Dash cam video of Woods' arrest may be released later this week, shedding more light on his demeanor. Records show Woods was found asleep behind the wheel. His black Mercedes was parked but still running.

A police report from Palm Beach County says Woods was taking four medications when he was arrested for DUI. One was Vicodin which can impair a person's ability to drive. There was no alcohol in his system.

Getting a DUI without a sip of alcohol is easier than you think. This case serves as a warning that certain prescription drugs can have a dangerous impact on your abilities to function, especially, when mixed.

"Part of the problem is, people may not realize how impaired they are," said Dr. Drew Silverman, Doctor of Pharmacy at Tampa General Hospital.

Silverman said patients can easily underestimate the power of prescriptions. That's where the trouble starts.

"Of course our first thought is, that won't be me," Silverman said. "When pharmacists put those caution labels on those medications, that's because we know the potential for significant issues."

If pain medications like Vicodin, Percocet and Oxycodone are combined with muscle relaxants, the effects are amplified.

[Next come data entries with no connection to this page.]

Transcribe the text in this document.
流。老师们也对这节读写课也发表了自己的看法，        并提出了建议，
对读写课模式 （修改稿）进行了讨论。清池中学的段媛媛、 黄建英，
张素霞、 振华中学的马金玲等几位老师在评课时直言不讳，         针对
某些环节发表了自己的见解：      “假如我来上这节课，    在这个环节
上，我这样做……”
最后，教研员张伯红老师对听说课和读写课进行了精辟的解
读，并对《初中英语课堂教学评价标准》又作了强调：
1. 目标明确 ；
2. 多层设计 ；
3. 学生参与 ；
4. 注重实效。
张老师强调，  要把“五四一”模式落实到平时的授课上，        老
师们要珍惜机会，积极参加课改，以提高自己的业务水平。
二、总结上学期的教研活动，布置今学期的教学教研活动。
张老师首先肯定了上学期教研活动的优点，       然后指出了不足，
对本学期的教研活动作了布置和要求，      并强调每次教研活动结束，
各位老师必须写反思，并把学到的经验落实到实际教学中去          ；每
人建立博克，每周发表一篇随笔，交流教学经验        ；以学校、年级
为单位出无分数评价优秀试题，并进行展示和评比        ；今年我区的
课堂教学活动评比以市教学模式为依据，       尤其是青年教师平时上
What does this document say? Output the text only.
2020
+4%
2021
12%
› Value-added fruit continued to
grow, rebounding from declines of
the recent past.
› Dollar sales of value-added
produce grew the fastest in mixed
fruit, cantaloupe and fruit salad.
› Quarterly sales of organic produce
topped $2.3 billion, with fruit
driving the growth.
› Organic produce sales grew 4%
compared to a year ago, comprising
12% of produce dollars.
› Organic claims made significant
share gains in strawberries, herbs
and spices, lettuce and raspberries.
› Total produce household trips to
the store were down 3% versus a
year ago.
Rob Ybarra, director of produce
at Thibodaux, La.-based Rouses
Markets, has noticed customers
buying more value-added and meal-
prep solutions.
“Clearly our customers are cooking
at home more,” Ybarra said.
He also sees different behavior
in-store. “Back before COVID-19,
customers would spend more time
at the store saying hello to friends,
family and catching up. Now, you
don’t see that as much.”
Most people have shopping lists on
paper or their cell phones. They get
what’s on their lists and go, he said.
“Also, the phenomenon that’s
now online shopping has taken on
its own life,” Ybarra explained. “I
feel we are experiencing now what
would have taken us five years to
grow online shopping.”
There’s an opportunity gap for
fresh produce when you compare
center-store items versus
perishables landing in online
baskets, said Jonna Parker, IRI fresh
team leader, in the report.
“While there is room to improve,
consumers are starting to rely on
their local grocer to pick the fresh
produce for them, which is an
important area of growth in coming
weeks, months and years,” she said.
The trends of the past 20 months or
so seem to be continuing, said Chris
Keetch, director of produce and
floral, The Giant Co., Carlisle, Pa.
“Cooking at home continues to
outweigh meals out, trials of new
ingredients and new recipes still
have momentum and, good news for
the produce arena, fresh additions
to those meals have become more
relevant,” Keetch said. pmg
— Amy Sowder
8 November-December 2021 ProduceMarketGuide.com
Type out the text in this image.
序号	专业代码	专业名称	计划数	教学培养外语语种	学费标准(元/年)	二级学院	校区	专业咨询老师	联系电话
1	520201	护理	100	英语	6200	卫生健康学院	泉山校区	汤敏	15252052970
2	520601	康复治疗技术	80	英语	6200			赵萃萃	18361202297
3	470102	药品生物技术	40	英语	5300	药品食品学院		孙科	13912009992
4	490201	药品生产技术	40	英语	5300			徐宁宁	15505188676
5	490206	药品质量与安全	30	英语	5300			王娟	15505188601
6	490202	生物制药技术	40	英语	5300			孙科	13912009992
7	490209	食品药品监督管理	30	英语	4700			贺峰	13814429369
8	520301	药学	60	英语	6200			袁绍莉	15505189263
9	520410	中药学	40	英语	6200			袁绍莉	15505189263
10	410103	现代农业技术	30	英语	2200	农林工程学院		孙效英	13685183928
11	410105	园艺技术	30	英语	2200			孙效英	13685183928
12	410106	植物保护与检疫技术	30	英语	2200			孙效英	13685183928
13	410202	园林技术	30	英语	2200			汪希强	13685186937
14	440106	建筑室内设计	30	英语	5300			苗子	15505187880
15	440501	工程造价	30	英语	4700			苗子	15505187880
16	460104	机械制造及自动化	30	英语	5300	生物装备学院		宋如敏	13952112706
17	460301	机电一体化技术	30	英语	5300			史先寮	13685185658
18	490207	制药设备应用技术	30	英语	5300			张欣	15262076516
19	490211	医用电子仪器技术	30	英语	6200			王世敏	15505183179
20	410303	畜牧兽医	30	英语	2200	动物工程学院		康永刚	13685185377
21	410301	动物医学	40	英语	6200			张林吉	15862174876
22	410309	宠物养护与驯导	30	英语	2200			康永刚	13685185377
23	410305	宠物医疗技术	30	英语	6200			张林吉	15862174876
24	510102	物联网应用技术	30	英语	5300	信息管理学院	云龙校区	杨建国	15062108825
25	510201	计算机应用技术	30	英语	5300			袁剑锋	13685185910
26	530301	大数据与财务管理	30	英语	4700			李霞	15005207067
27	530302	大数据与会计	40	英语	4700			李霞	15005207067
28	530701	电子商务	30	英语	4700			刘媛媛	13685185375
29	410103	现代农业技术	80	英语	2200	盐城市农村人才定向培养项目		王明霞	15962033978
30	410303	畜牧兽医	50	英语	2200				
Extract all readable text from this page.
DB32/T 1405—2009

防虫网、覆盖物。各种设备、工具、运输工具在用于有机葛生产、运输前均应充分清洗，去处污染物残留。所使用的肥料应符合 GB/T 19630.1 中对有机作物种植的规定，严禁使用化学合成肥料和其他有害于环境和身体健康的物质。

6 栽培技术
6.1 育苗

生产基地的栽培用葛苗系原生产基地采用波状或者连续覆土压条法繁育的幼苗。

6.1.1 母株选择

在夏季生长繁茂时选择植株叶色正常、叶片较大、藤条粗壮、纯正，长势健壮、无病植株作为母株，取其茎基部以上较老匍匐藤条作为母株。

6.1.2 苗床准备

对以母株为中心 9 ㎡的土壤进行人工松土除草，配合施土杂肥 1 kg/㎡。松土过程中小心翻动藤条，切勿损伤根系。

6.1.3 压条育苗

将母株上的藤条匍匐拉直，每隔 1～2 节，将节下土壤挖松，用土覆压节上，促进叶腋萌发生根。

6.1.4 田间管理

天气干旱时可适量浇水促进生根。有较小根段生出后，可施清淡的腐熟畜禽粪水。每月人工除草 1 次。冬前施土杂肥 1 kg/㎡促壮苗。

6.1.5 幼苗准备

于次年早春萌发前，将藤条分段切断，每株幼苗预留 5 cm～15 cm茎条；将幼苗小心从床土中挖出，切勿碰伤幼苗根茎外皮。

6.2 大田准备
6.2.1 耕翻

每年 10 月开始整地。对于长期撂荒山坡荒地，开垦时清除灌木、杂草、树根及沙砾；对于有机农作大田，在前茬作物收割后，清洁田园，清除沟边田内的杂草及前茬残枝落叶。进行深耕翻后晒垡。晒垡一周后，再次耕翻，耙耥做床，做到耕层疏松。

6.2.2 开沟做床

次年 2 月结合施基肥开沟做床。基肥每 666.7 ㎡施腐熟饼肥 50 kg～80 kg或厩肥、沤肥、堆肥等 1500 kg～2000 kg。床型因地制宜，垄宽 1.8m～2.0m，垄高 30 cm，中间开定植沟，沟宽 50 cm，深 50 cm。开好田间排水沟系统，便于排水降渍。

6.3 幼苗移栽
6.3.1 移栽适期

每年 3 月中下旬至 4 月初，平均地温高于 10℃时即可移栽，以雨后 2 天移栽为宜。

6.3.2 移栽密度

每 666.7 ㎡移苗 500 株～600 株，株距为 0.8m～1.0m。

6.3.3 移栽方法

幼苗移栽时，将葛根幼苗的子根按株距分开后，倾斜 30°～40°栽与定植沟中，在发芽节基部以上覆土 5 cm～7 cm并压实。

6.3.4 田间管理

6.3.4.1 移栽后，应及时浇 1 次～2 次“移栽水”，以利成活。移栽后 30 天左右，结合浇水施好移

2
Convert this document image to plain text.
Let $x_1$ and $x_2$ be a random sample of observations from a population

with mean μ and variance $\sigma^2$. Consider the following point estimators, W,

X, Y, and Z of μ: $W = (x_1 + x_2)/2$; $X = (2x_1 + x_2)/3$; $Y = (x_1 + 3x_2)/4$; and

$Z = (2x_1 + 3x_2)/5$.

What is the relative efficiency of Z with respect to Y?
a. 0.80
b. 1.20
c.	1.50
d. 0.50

The patient can experience sluggishness, drowsiness, blurred vision or dizziness.

Silverman points out you wouldn't get behind the wheel if you'd been drinking and felt this way. The same should go for medication.

"One of the things we always recommend to patients when they are starting new medications like this is to take their first dose at night," Silverman said. "Or, obviously, if they need to take a pain medication right away, stay home. Don't go anywhere. See how you react to the medication."

Just like alcohol, when you swallow that pill you are legally responsible for what happens next. Your doctor can't help you if you get pulled over.

"The responsibility is really on each of the citizens in Florida to know when they are impaired," said Attorney Jeff Brown.

Brown said the law doesn't make a distinction between alcohol or prescriptions. If you're under the influence, you'll be arrested.

"The state of Florida really doesn't care how it got into your system, it doesn't care where it came from," Brown said. "The real question is whether you're impaired and driving an automobile."

Silverman said, "It's very important that you don't just take these medicines and go about your business normally. See how it affects you before you drive a car or do anything else."